Michel Prugue, président du groupe coopératif Maïsadour
Michel Prugue, président du groupe coopératif Maïsadour ©Laetitia Duarte

« Parmi les principales caractéristiques des entreprises coopératives, figurent la résilience et cette capacité à accompagner les adhérents quel que soit le contexte », déclare sans détours Michel Prugue. Pour le président de Maïsadour, cette précision a toute son importance après l’exercice 2015-2016 clôturé le 30 juin dernier et à l’issue duquel  le groupe affiche une perte de 20 M€.

«Vous, les journalistes, vous avez toujours tendance à voir ce qui ne va pas », lâche, non sans avoir complètement tort, Michel Prugue. Et d’insister sur ce que ces pertes représentent par rapport au chiffre d’affaires total du groupe (1,5 Mds €), à ses 8000 agriculteurs, ses 6000 salariés mais aussi au résultat net de la coopérative Maïsadour (7,7M€) au sein de laquelle sont réunies toutes les activités de production agricole (animale, semences, légumes …) et auprès de laquelle les filiales du groupe s’approvisionnent.

2M de canards en moins

Présent sur tous les maillons de la filière du foie gras, de l’accouvage à la transformation du produit,  le groupe coopératif, dont la production a été réduite de 2 M de canards,  a de fait subi de plein fouet l’épizootie d’influenza aviaire qui s’est déclarée à la fin de l’année 2015.  Près de 400 salariés ont pendant 4 mois été mis en activité partielle.

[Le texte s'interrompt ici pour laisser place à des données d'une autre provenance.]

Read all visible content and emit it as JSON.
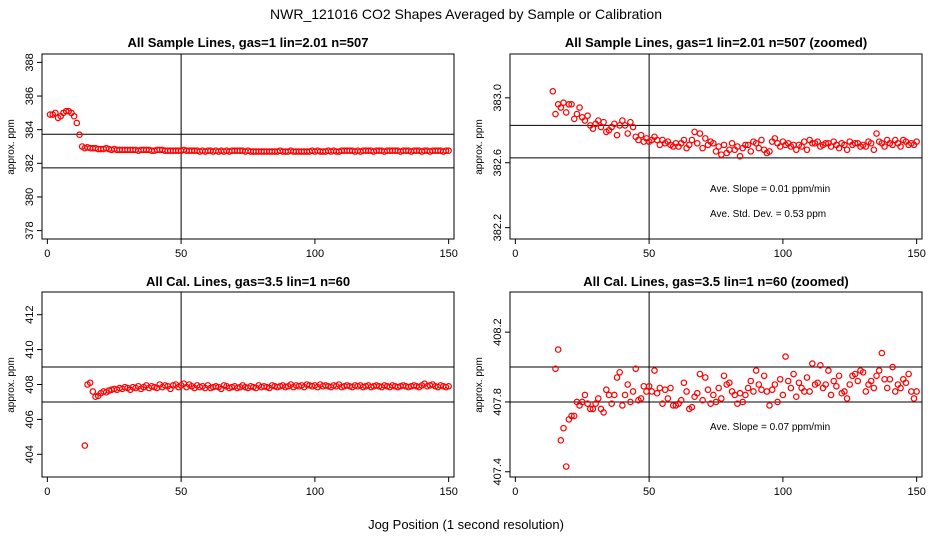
{
  "title": "NWR_121016  CO2 Shapes Averaged by Sample or Calibration",
  "xlabel": "Jog Position (1 second resolution)",
  "colors": {
    "points": "#ff0000",
    "axes": "#000000"
  },
  "chart_data": [
    {
      "type": "scatter",
      "title": "All Sample Lines, gas=1 lin=2.01 n=507",
      "ylabel": "approx. ppm",
      "xlim": [
        -2,
        152
      ],
      "ylim": [
        377.5,
        388.5
      ],
      "xticks": [
        "0",
        "50",
        "100",
        "150"
      ],
      "yticks": [
        "378",
        "380",
        "382",
        "384",
        "386",
        "388"
      ],
      "vline": 50,
      "hlines": [
        383.73,
        381.73
      ],
      "annotations": [],
      "x": [
        1,
        2,
        3,
        4,
        5,
        6,
        7,
        8,
        9,
        10,
        11,
        12,
        13,
        14,
        15,
        16,
        17,
        18,
        19,
        20,
        21,
        22,
        23,
        24,
        25,
        26,
        27,
        28,
        29,
        30,
        31,
        32,
        33,
        34,
        35,
        36,
        37,
        38,
        39,
        40,
        41,
        42,
        43,
        44,
        45,
        46,
        47,
        48,
        49,
        50,
        51,
        52,
        53,
        54,
        55,
        56,
        57,
        58,
        59,
        60,
        61,
        62,
        63,
        64,
        65,
        66,
        67,
        68,
        69,
        70,
        71,
        72,
        73,
        74,
        75,
        76,
        77,
        78,
        79,
        80,
        81,
        82,
        83,
        84,
        85,
        86,
        87,
        88,
        89,
        90,
        91,
        92,
        93,
        94,
        95,
        96,
        97,
        98,
        99,
        100,
        101,
        102,
        103,
        104,
        105,
        106,
        107,
        108,
        109,
        110,
        111,
        112,
        113,
        114,
        115,
        116,
        117,
        118,
        119,
        120,
        121,
        122,
        123,
        124,
        125,
        126,
        127,
        128,
        129,
        130,
        131,
        132,
        133,
        134,
        135,
        136,
        137,
        138,
        139,
        140,
        141,
        142,
        143,
        144,
        145,
        146,
        147,
        148,
        149,
        150
      ],
      "y": [
        384.9,
        384.9,
        385.0,
        384.7,
        384.8,
        385.0,
        385.1,
        385.1,
        385.0,
        384.8,
        384.4,
        383.7,
        383.0,
        382.9,
        382.95,
        382.9,
        382.9,
        382.9,
        382.85,
        382.85,
        382.85,
        382.9,
        382.85,
        382.8,
        382.85,
        382.8,
        382.8,
        382.8,
        382.8,
        382.8,
        382.8,
        382.8,
        382.8,
        382.75,
        382.8,
        382.8,
        382.8,
        382.8,
        382.75,
        382.75,
        382.8,
        382.8,
        382.8,
        382.75,
        382.75,
        382.75,
        382.75,
        382.75,
        382.75,
        382.75,
        382.8,
        382.75,
        382.75,
        382.75,
        382.75,
        382.75,
        382.7,
        382.75,
        382.7,
        382.75,
        382.75,
        382.7,
        382.75,
        382.7,
        382.75,
        382.7,
        382.75,
        382.7,
        382.75,
        382.75,
        382.75,
        382.75,
        382.75,
        382.7,
        382.75,
        382.7,
        382.7,
        382.7,
        382.7,
        382.7,
        382.7,
        382.7,
        382.7,
        382.7,
        382.7,
        382.7,
        382.75,
        382.7,
        382.7,
        382.7,
        382.75,
        382.7,
        382.7,
        382.7,
        382.7,
        382.7,
        382.7,
        382.7,
        382.75,
        382.7,
        382.75,
        382.7,
        382.7,
        382.7,
        382.75,
        382.7,
        382.75,
        382.7,
        382.7,
        382.75,
        382.75,
        382.75,
        382.75,
        382.75,
        382.7,
        382.75,
        382.7,
        382.75,
        382.75,
        382.75,
        382.75,
        382.7,
        382.75,
        382.75,
        382.75,
        382.7,
        382.75,
        382.75,
        382.75,
        382.75,
        382.75,
        382.7,
        382.75,
        382.75,
        382.75,
        382.7,
        382.75,
        382.75,
        382.75,
        382.7,
        382.75,
        382.75,
        382.7,
        382.75,
        382.75,
        382.75,
        382.75,
        382.7,
        382.75,
        382.75
      ]
    },
    {
      "type": "scatter",
      "title": "All Sample Lines, gas=1 lin=2.01 n=507 (zoomed)",
      "ylabel": "approx. ppm",
      "xlim": [
        -2,
        152
      ],
      "ylim": [
        382.13,
        383.27
      ],
      "xticks": [
        "0",
        "50",
        "100",
        "150"
      ],
      "yticks": [
        "382.2",
        "382.6",
        "383.0"
      ],
      "vline": 50,
      "hlines": [
        382.83,
        382.63
      ],
      "annotations": [
        "Ave. Slope =  0.01  ppm/min",
        "Ave. Std. Dev. =  0.53  ppm"
      ],
      "x": [
        14,
        15,
        16,
        17,
        18,
        19,
        20,
        21,
        22,
        23,
        24,
        25,
        26,
        27,
        28,
        29,
        30,
        31,
        32,
        33,
        34,
        35,
        36,
        37,
        38,
        39,
        40,
        41,
        42,
        43,
        44,
        45,
        46,
        47,
        48,
        49,
        50,
        51,
        52,
        53,
        54,
        55,
        56,
        57,
        58,
        59,
        60,
        61,
        62,
        63,
        64,
        65,
        66,
        67,
        68,
        69,
        70,
        71,
        72,
        73,
        74,
        75,
        76,
        77,
        78,
        79,
        80,
        81,
        82,
        83,
        84,
        85,
        86,
        87,
        88,
        89,
        90,
        91,
        92,
        93,
        94,
        95,
        96,
        97,
        98,
        99,
        100,
        101,
        102,
        103,
        104,
        105,
        106,
        107,
        108,
        109,
        110,
        111,
        112,
        113,
        114,
        115,
        116,
        117,
        118,
        119,
        120,
        121,
        122,
        123,
        124,
        125,
        126,
        127,
        128,
        129,
        130,
        131,
        132,
        133,
        134,
        135,
        136,
        137,
        138,
        139,
        140,
        141,
        142,
        143,
        144,
        145,
        146,
        147,
        148,
        149,
        150
      ],
      "y": [
        383.04,
        382.9,
        382.96,
        382.94,
        382.97,
        382.91,
        382.96,
        382.96,
        382.87,
        382.9,
        382.94,
        382.88,
        382.86,
        382.89,
        382.83,
        382.81,
        382.84,
        382.86,
        382.82,
        382.85,
        382.79,
        382.8,
        382.82,
        382.84,
        382.77,
        382.83,
        382.86,
        382.83,
        382.78,
        382.85,
        382.82,
        382.76,
        382.74,
        382.77,
        382.73,
        382.75,
        382.73,
        382.74,
        382.76,
        382.74,
        382.71,
        382.74,
        382.72,
        382.73,
        382.71,
        382.7,
        382.72,
        382.7,
        382.72,
        382.74,
        382.69,
        382.71,
        382.74,
        382.79,
        382.72,
        382.78,
        382.69,
        382.75,
        382.71,
        382.73,
        382.72,
        382.67,
        382.7,
        382.65,
        382.71,
        382.66,
        382.68,
        382.72,
        382.68,
        382.7,
        382.64,
        382.69,
        382.71,
        382.71,
        382.67,
        382.73,
        382.72,
        382.69,
        382.74,
        382.68,
        382.66,
        382.67,
        382.73,
        382.75,
        382.72,
        382.7,
        382.73,
        382.71,
        382.72,
        382.7,
        382.71,
        382.68,
        382.71,
        382.7,
        382.73,
        382.68,
        382.74,
        382.72,
        382.72,
        382.73,
        382.7,
        382.71,
        382.72,
        382.72,
        382.7,
        382.73,
        382.71,
        382.69,
        382.72,
        382.71,
        382.68,
        382.73,
        382.71,
        382.72,
        382.72,
        382.7,
        382.71,
        382.7,
        382.73,
        382.72,
        382.68,
        382.78,
        382.73,
        382.72,
        382.7,
        382.74,
        382.72,
        382.71,
        382.74,
        382.72,
        382.7,
        382.74,
        382.73,
        382.71,
        382.72,
        382.71,
        382.73
      ]
    },
    {
      "type": "scatter",
      "title": "All Cal. Lines, gas=3.5 lin=1 n=60",
      "ylabel": "approx. ppm",
      "xlim": [
        -2,
        152
      ],
      "ylim": [
        402.7,
        413.3
      ],
      "xticks": [
        "0",
        "50",
        "100",
        "150"
      ],
      "yticks": [
        "404",
        "406",
        "408",
        "410",
        "412"
      ],
      "vline": 50,
      "hlines": [
        409.0,
        407.0
      ],
      "annotations": [],
      "x": [
        14,
        15,
        16,
        17,
        18,
        19,
        20,
        21,
        22,
        23,
        24,
        25,
        26,
        27,
        28,
        29,
        30,
        31,
        32,
        33,
        34,
        35,
        36,
        37,
        38,
        39,
        40,
        41,
        42,
        43,
        44,
        45,
        46,
        47,
        48,
        49,
        50,
        51,
        52,
        53,
        54,
        55,
        56,
        57,
        58,
        59,
        60,
        61,
        62,
        63,
        64,
        65,
        66,
        67,
        68,
        69,
        70,
        71,
        72,
        73,
        74,
        75,
        76,
        77,
        78,
        79,
        80,
        81,
        82,
        83,
        84,
        85,
        86,
        87,
        88,
        89,
        90,
        91,
        92,
        93,
        94,
        95,
        96,
        97,
        98,
        99,
        100,
        101,
        102,
        103,
        104,
        105,
        106,
        107,
        108,
        109,
        110,
        111,
        112,
        113,
        114,
        115,
        116,
        117,
        118,
        119,
        120,
        121,
        122,
        123,
        124,
        125,
        126,
        127,
        128,
        129,
        130,
        131,
        132,
        133,
        134,
        135,
        136,
        137,
        138,
        139,
        140,
        141,
        142,
        143,
        144,
        145,
        146,
        147,
        148,
        149,
        150
      ],
      "y": [
        404.5,
        408.0,
        408.1,
        407.6,
        407.3,
        407.35,
        407.5,
        407.6,
        407.55,
        407.65,
        407.7,
        407.75,
        407.7,
        407.8,
        407.75,
        407.85,
        407.8,
        407.7,
        407.85,
        407.8,
        407.9,
        407.75,
        407.85,
        407.95,
        407.8,
        407.9,
        407.85,
        407.8,
        408.0,
        407.85,
        407.95,
        407.9,
        407.75,
        407.95,
        408.0,
        407.85,
        407.95,
        408.05,
        407.85,
        408.0,
        407.9,
        407.8,
        407.95,
        407.85,
        407.9,
        407.8,
        407.95,
        407.8,
        407.85,
        407.9,
        407.85,
        407.75,
        407.95,
        407.9,
        407.8,
        407.85,
        407.9,
        407.8,
        407.85,
        407.95,
        407.85,
        407.8,
        407.9,
        407.85,
        407.8,
        407.95,
        407.85,
        407.9,
        407.85,
        407.8,
        407.95,
        407.9,
        407.85,
        407.9,
        407.95,
        407.85,
        407.9,
        408.0,
        407.85,
        407.95,
        407.9,
        407.95,
        407.85,
        408.0,
        407.95,
        407.9,
        407.95,
        407.85,
        408.0,
        407.9,
        407.95,
        407.9,
        407.85,
        407.95,
        407.9,
        408.0,
        407.85,
        407.9,
        407.95,
        407.9,
        407.85,
        407.95,
        407.9,
        407.95,
        407.85,
        407.9,
        407.95,
        407.85,
        407.9,
        407.95,
        407.9,
        407.85,
        407.95,
        407.9,
        407.85,
        407.95,
        407.9,
        407.85,
        407.9,
        407.95,
        407.9,
        407.85,
        407.9,
        407.95,
        407.9,
        407.85,
        407.95,
        408.05,
        407.9,
        407.95,
        408.0,
        407.9,
        407.85,
        407.95,
        407.9,
        407.85,
        407.9
      ]
    },
    {
      "type": "scatter",
      "title": "All Cal. Lines, gas=3.5 lin=1 n=60 (zoomed)",
      "ylabel": "approx. ppm",
      "xlim": [
        -2,
        152
      ],
      "ylim": [
        407.37,
        408.43
      ],
      "xticks": [
        "0",
        "50",
        "100",
        "150"
      ],
      "yticks": [
        "407.4",
        "407.8",
        "408.2"
      ],
      "vline": 50,
      "hlines": [
        408.0,
        407.8
      ],
      "annotations": [
        "Ave. Slope =  0.07  ppm/min"
      ],
      "x": [
        15,
        16,
        17,
        18,
        19,
        20,
        21,
        22,
        23,
        24,
        25,
        26,
        27,
        28,
        29,
        30,
        31,
        32,
        33,
        34,
        35,
        36,
        37,
        38,
        39,
        40,
        41,
        42,
        43,
        44,
        45,
        46,
        47,
        48,
        49,
        50,
        51,
        52,
        53,
        54,
        55,
        56,
        57,
        58,
        59,
        60,
        61,
        62,
        63,
        64,
        65,
        66,
        67,
        68,
        69,
        70,
        71,
        72,
        73,
        74,
        75,
        76,
        77,
        78,
        79,
        80,
        81,
        82,
        83,
        84,
        85,
        86,
        87,
        88,
        89,
        90,
        91,
        92,
        93,
        94,
        95,
        96,
        97,
        98,
        99,
        100,
        101,
        102,
        103,
        104,
        105,
        106,
        107,
        108,
        109,
        110,
        111,
        112,
        113,
        114,
        115,
        116,
        117,
        118,
        119,
        120,
        121,
        122,
        123,
        124,
        125,
        126,
        127,
        128,
        129,
        130,
        131,
        132,
        133,
        134,
        135,
        136,
        137,
        138,
        139,
        140,
        141,
        142,
        143,
        144,
        145,
        146,
        147,
        148,
        149,
        150
      ],
      "y": [
        407.99,
        408.1,
        407.58,
        407.65,
        407.43,
        407.7,
        407.72,
        407.72,
        407.8,
        407.78,
        407.8,
        407.84,
        407.79,
        407.76,
        407.76,
        407.79,
        407.82,
        407.76,
        407.74,
        407.87,
        407.84,
        407.79,
        407.84,
        407.94,
        407.97,
        407.78,
        407.84,
        407.9,
        407.8,
        407.86,
        407.99,
        407.81,
        407.82,
        407.89,
        407.86,
        407.89,
        407.86,
        407.98,
        407.85,
        407.88,
        407.79,
        407.87,
        407.82,
        407.88,
        407.78,
        407.78,
        407.79,
        407.81,
        407.91,
        407.86,
        407.76,
        407.77,
        407.83,
        407.85,
        407.96,
        407.81,
        407.94,
        407.87,
        407.79,
        407.84,
        407.8,
        407.88,
        407.82,
        407.95,
        407.9,
        407.91,
        407.86,
        407.84,
        407.79,
        407.85,
        407.8,
        407.84,
        407.88,
        407.92,
        407.86,
        407.98,
        407.9,
        407.87,
        407.95,
        407.86,
        407.78,
        407.87,
        407.9,
        407.8,
        407.93,
        407.84,
        408.06,
        407.92,
        407.88,
        407.96,
        407.83,
        407.91,
        407.88,
        407.86,
        407.94,
        407.86,
        408.02,
        407.9,
        407.91,
        408.01,
        407.88,
        407.9,
        407.98,
        407.84,
        407.92,
        407.89,
        407.95,
        407.85,
        407.86,
        407.82,
        407.9,
        407.95,
        407.96,
        407.92,
        407.98,
        407.97,
        407.86,
        407.9,
        407.92,
        407.88,
        407.95,
        407.98,
        408.08,
        407.93,
        407.88,
        407.93,
        408.0,
        407.86,
        407.9,
        407.88,
        407.93,
        407.91,
        407.96,
        407.86,
        407.82,
        407.86
      ]
    }
  ]
}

Mais l’épizootie d’influenza aviaire, si elle pèse lourdement dans cet exercice difficile, n’est pas seule en cause. Maïsadour se serait bien passé du désengagement de l’espagnol Abengoa. En grande difficulté financière, le premier  producteur européen d’éthanol biocarburant était jusque-là actionnaire à hauteur de 75% d’une usine  d’éthanol à Lacq. Les 25% restants de cette usine sont détenus par Maïsadour,  Euralis, et Lur Berri réunis au sein du holding Oceal.  L’usine de Lacq transforme chaque année 500 000 tonnes de maïs apportés par les coopératives du Sud-Ouest. «Ce désengagement nous a obligé à passer 3M € de provisions qui viennent donc grever les résultats du groupe », explique Michel Prugue.  Enfin la dévaluation de la monnaie en Ukraine et en Russie n’est pas sans conséquence sur l’activité semences du groupe qui a été également obligé de passer des provisions.

Des signaux positifs

Conséquence des difficultés, le groupe a cédé un abattoir au Canada à un opérateur américain le 1er avril 2016. « Cet exercice a été particulièrement douloureux mais nous restons raisonnablement confiant dans l’avenir », insiste Michel Prugue. Parmi les signaux positifs, le retour à la rentabilité de l’activité saumon, le déploiement du nouveau concept Comtesse du Barry avec l’ouverture de nouvelles boutiques à Lille, Compiègne, Paris et en février 2017 au Carrousel du Louvre. Au sein du pôle Gastronomie qui pèse près de 500 M€ de chiffre d’affaires, l’activité jambon poursuit son développement, notamment à l’international (Chine et USA).

« Le prochain exercice sera positif », assure Michel Prugue. Pour atteindre cet objectif, priorité à l’excellence opérationnelle. Autrement dit, les différentes équipes ont reçu pour consigne de se montrer particulièrement strictes dans leurs projets de développement et d’investissement.